Liputan6.com, North Dakota, Amerika Serikat Anda boleh percaya atau tidak, anak muda yang lahir di era milenial saat ini memiliki pasangan seksual lebih sedikit dibanding generasi sebelum terjadinya baby boomers. Sebuah jaringan televisi populer di North Dakota, Amerika Serikat menunjukkan, kaum milenial sekarang tidak banyak yang berhubungan seks akibat pengaruh smartphone (ponsel pintar).
Baca Juga
Advertisement
Tayangan televisi dan perbincangan radio soal seks juga mempertanyakan, mengapa kaum milenial tidak banyak yang melakukan hubungan seks.

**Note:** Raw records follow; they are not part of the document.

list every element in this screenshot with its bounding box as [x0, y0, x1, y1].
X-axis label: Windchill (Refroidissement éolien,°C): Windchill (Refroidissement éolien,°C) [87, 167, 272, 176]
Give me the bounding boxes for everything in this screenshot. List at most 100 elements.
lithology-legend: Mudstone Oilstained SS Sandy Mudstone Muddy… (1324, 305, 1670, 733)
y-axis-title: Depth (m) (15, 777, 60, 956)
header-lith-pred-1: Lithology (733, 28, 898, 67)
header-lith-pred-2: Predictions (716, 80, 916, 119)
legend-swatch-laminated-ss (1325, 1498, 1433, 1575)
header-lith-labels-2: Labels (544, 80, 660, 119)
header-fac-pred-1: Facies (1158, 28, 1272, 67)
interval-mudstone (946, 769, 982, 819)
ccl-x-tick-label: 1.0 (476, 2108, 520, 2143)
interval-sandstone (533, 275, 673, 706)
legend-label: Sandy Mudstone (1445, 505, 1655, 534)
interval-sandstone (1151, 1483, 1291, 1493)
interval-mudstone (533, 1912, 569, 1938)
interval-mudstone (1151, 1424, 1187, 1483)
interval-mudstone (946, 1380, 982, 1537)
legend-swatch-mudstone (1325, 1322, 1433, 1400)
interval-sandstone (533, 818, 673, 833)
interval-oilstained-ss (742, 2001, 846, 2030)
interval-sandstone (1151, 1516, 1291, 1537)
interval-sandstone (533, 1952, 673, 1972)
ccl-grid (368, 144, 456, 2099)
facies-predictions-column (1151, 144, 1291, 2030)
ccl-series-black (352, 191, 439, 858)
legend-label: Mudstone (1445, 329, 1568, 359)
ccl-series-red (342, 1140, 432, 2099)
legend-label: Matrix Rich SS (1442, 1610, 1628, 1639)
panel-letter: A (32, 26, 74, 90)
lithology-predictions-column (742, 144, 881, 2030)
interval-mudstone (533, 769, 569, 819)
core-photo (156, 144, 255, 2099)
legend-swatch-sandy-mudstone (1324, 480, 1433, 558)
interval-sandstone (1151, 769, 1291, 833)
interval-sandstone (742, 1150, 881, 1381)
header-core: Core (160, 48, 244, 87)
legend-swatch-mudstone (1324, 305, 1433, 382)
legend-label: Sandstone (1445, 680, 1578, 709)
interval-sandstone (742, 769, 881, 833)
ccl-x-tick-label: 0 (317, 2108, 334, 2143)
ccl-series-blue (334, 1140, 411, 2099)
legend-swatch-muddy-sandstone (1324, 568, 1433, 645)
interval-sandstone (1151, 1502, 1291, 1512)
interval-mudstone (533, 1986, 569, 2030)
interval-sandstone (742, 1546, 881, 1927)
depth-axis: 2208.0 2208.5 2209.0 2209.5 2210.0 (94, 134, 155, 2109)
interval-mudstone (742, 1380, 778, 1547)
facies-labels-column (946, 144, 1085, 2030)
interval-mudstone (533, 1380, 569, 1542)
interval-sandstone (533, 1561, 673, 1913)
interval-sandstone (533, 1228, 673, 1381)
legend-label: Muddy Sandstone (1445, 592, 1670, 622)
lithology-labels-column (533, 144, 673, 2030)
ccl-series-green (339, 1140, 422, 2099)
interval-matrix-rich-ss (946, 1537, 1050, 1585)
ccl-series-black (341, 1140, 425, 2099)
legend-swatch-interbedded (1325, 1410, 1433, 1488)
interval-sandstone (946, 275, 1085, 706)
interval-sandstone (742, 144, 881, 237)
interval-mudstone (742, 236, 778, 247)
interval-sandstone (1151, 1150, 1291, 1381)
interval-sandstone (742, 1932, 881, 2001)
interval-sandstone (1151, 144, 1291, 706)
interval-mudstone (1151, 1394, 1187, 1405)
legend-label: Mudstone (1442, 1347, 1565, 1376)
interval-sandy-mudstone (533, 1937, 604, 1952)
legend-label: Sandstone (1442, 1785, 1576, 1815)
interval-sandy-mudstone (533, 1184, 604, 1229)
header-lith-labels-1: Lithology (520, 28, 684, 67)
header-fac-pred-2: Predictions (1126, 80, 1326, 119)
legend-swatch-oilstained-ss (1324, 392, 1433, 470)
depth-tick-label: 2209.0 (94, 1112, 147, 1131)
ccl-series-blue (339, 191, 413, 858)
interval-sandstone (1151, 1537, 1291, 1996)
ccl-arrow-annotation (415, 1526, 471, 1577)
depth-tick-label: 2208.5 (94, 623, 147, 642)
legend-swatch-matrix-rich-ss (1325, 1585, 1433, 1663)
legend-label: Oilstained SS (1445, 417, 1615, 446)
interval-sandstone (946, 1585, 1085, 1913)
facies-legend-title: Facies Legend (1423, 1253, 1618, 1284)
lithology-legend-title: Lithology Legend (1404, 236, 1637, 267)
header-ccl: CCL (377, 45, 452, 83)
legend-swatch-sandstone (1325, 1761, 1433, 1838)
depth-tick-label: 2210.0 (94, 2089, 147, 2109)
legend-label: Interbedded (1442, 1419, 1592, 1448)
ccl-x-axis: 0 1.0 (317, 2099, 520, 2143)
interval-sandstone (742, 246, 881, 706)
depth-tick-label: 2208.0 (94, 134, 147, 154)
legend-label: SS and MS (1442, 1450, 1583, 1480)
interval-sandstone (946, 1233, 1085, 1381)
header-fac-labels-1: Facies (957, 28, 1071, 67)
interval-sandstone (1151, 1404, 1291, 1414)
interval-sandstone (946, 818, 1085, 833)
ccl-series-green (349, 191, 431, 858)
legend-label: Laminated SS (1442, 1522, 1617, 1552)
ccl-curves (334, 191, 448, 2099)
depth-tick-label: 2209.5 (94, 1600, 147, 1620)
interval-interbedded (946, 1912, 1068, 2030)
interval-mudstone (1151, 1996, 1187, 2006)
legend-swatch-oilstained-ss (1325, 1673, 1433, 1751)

"Ketika memberitahu orang-orang kalau aku perawan, aku pikir mereka akan percaya. Ternyata ekspresi mereka seperti 'Kau bercanda, itu tidak mungkin benar kan," ujar gadis berinisial 'J' dalam sebuah acara televisi, seperti yang dikutip WDAY 6, Senin (14/11/2016).
'J' mengakui, ia tidak tersinggung mendengar tanggapan orang yang tidak percaya dirinya masih perawan. Sebaliknya, ia mengharapkan orang-orang menghargai apa yang dipilihnya.
Sebuah studi Archives on Sexual Behavior, rata-rata kaum milenium memiliki delapan pasangan dibandingkan generasi X yang punya 10 pasangan dan 11 pasangan bagi orang-orang yang lahir di era Baby Boomers.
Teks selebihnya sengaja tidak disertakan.